‘Malika Shaikh’s warts-an-all account of her marriage to Namdeo Dhasal [is] a blunt, even shocking story of abuse, neglect and misery…But it is also a story of resilience, of turning defeat by virtue of survival into something that looks like victory.’—India Today
Born to Communist-activist parents—her father, Shahir, was a trade-union leader and legendary Marathi folk singer—Malika Amar Shaikh was a cosseted child. Brought up amidst the hurly-burly of Maharashtrian politics of the 1960s and exposed to the best and the brightest in Bombay’s cultural scene, she was drawn to poetry and art. She was barely out of school when she married Namdeo Dhasal, swept off her feet by the co-founder of the radical Dalit Panthers and celebrated ‘poet of the underground’. But the marriage soon crumbled. Namdeo was an absent husband and father—given to drink, womanizing and violence. And while he would repent his actions and they would make up, he never changed, and Malika plunged deeper into loneliness, rage and despair.
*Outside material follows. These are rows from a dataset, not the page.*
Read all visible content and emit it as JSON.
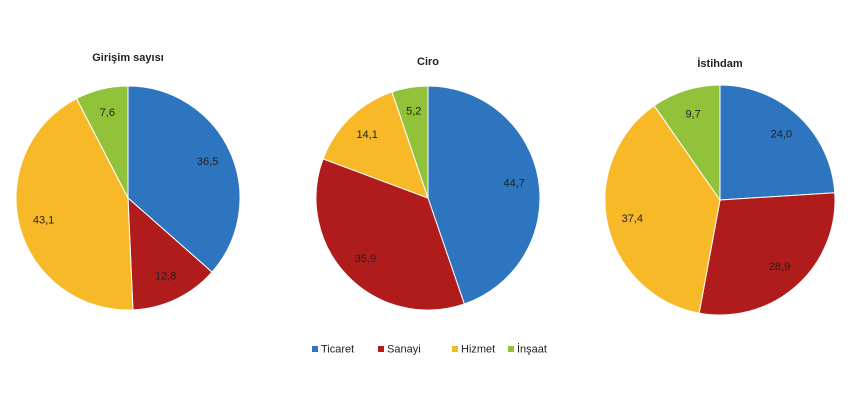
{
  "chart_data": [
    {
      "type": "pie",
      "title": "Girişim sayısı",
      "values": [
        36.5,
        12.8,
        43.1,
        7.6
      ],
      "value_labels": [
        "36,5",
        "12,8",
        "43,1",
        "7,6"
      ]
    },
    {
      "type": "pie",
      "title": "Ciro",
      "values": [
        44.7,
        35.9,
        14.1,
        5.2
      ],
      "value_labels": [
        "44,7",
        "35,9",
        "14,1",
        "5,2"
      ]
    },
    {
      "type": "pie",
      "title": "İstihdam",
      "values": [
        24.0,
        28.9,
        37.4,
        9.7
      ],
      "value_labels": [
        "24,0",
        "28,9",
        "37,4",
        "9,7"
      ]
    }
  ],
  "legend": {
    "categories": [
      "Ticaret",
      "Sanayi",
      "Hizmet",
      "İnşaat"
    ],
    "colors": [
      "#2e75c0",
      "#b01c1c",
      "#f7b928",
      "#92c13a"
    ]
  }
}
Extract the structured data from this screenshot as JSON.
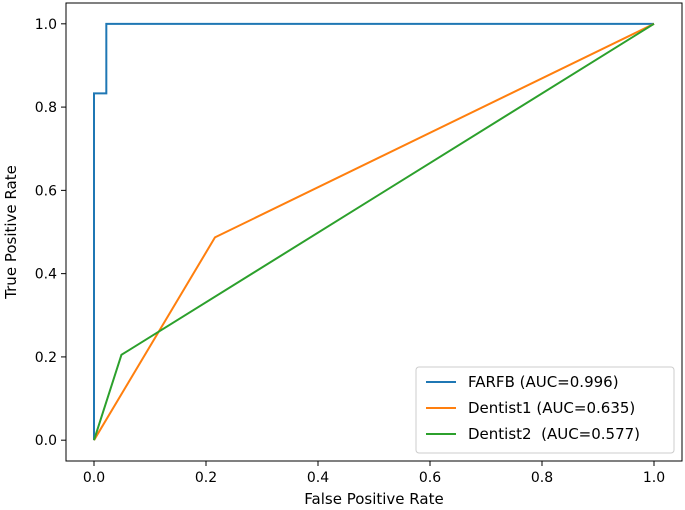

I Want to Destroy Myself is Malika’s searing, angry account of her life with Dhasal. The unvarnished story of a marriage and of a woman and writer seeking her space in a man’s world, it is also a portrait of the Bombay of poets, activists, prostitutes and fighters. Published originally in Marathi, this shattering memoir quickly became a sensation. Jerry Pinto’s superb translation brings this unusual classic to a whole new generation of readers.